Cornell names Hanson, Gonsalves and Casella as the newest Liberty Hyde Bailey Professors
By Blaine Friedlander
Cornell's College of Agriculture and Life Sciences has named George Casella, professor of biometrics, Dennis Gonsalves, professor of plant pathology; and Maureen Hanson, professor of biological sciences, as the newest Liberty Hyde Bailey Professors.
Liberty Hyde Bailey was among the first of the truly supreme professors at Cornell. Bailey had been recruited to teach here as a professor in 1888 and brought the study of horticulture to the forefront. Until his death in 1954, he disseminated innovative horticultural research information. The professorship was created in 1972 to provide recognition for distinguished faculty within the College of Agriculture and Life Sciences who have national and international reputations in agriculture and related sciences.
Maureen Hanson
With research focused on mitochondrial genes and an international reputation in the field of male sterility in plants, Maureen Hanson also teaches lecture and laboratory classes in organelle molecular biology and plant transformation. She is director of the Plant Sciences Center and coordinator of a federal interagency training grant in the molecular mechanisms of plant processes.
Hanson received her bachelor's degree in botany from Duke University and her doctorate in biology from Harvard University. She joined Cornell University's Section of Genetics and Development in 1985, after a position as assistant professor in biology at the University of Virginia from 1979-85. Before that, she held a National Institutes of Health Postdoctoral Fellowship at Harvard.
Hanson is on the board of trustees of the American Society of Plant Physiologists, and is on the Plant Genome Coordinating Committee of the U.S. Department of Agriculture, where she served as panel manager for the National Research Initiative Plant Genome Program. She is a fellow in the American Association for the Advancement of Science and has served on a number of editorial boards of professional journals.
George Casella
For both the American Statistical Association and the Institute of Mathematical Statistics, George Casella is among the youngest members ever elected as fellow in those organizations. Widely published in the field of statistics, he has just been elected editor of the prestigious Journal of the American Statistical Association.
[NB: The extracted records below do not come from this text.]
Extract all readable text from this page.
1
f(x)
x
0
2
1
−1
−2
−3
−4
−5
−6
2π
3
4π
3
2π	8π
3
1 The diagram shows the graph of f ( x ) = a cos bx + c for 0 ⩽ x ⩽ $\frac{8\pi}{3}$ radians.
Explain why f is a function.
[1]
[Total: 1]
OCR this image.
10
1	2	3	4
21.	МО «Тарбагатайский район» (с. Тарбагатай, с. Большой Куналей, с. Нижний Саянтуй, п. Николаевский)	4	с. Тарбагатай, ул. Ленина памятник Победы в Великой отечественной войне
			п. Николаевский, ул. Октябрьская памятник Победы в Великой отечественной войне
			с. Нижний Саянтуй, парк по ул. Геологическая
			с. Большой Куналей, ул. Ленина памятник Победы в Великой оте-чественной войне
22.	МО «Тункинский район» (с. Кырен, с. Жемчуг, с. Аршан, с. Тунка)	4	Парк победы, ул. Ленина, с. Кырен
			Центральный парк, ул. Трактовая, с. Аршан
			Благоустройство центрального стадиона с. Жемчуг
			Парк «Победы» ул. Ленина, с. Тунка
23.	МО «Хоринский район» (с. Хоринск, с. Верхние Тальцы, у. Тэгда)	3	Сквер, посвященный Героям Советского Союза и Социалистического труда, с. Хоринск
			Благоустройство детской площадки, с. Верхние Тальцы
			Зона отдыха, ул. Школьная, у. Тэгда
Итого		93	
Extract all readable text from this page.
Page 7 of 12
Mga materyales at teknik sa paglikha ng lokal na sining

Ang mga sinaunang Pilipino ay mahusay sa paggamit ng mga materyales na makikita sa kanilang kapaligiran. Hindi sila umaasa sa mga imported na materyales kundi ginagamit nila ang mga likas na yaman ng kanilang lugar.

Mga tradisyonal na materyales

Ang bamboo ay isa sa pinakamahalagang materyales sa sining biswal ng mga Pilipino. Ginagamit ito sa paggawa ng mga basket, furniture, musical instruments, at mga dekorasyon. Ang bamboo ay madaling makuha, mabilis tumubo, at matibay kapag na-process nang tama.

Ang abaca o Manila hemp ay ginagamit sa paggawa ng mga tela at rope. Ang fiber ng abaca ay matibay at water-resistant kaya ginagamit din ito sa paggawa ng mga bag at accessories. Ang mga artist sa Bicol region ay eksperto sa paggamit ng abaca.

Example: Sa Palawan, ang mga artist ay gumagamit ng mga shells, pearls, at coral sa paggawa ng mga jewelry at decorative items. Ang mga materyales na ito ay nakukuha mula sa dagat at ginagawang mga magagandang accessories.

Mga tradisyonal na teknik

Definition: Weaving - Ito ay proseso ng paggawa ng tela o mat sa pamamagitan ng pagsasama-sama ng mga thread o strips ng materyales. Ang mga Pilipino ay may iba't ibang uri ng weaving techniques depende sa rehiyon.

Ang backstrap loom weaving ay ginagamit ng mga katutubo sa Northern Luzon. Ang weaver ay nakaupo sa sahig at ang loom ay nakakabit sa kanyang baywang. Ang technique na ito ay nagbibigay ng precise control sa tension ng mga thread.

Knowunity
Casella earned his bachelors' degree from Fordham University, and his masters' and doctoral degrees from Purdue University in the field of mathematics and statistics. Before becoming professor in the Cornell biometrics unit, he was associate professor from 1983-89, and assistant professor from 1981-83. While at Rutgers University, he served as assistant professor of statistics from 1977-81.
He wrote the books, Statistical Inference (Wadsworth/Brooks Cole, 1990) with R. L. Berger; and Variance Components (John Wiley and Sons, Inc., 1992) with Shayle. R. Searle and Charles. E. McCulloch and the forthcoming Theory of Point Estimation, with E.L. Lehmann. In addition to his teaching and consulting duties in the College of Agriculture and Life Sciences, he is director of the doctoral program in environmental statistics.
Dennis Gonsalves
While serving New York's fruit growers with effective research on threatening viruses, Dennis Gonsalves developed innovative ways to improve fruits and vegetables by a variety of traditional and molecular techniques. He has been on the frontier of using "cross-protection" and genetically engineered plants as a way to control plant viruses domestically and globally.
Gonsalves received his undergraduate and master's degrees from the University of Hawaii. In 1972, he received his doctorate in plant pathology from the University of California Davis. Prior to Cornell, he served as assistant professor and then associate professor of plant pathology at the University of Florida. He came to Cornell in 1977 and was promoted to professor in 1986.
In 1991, Gonsalves was named a fellow of the American Phytopathological Society. That same year he was named Outstanding Alumnus for the University of Hawaii's College of Tropical Agriculture and Human Resources.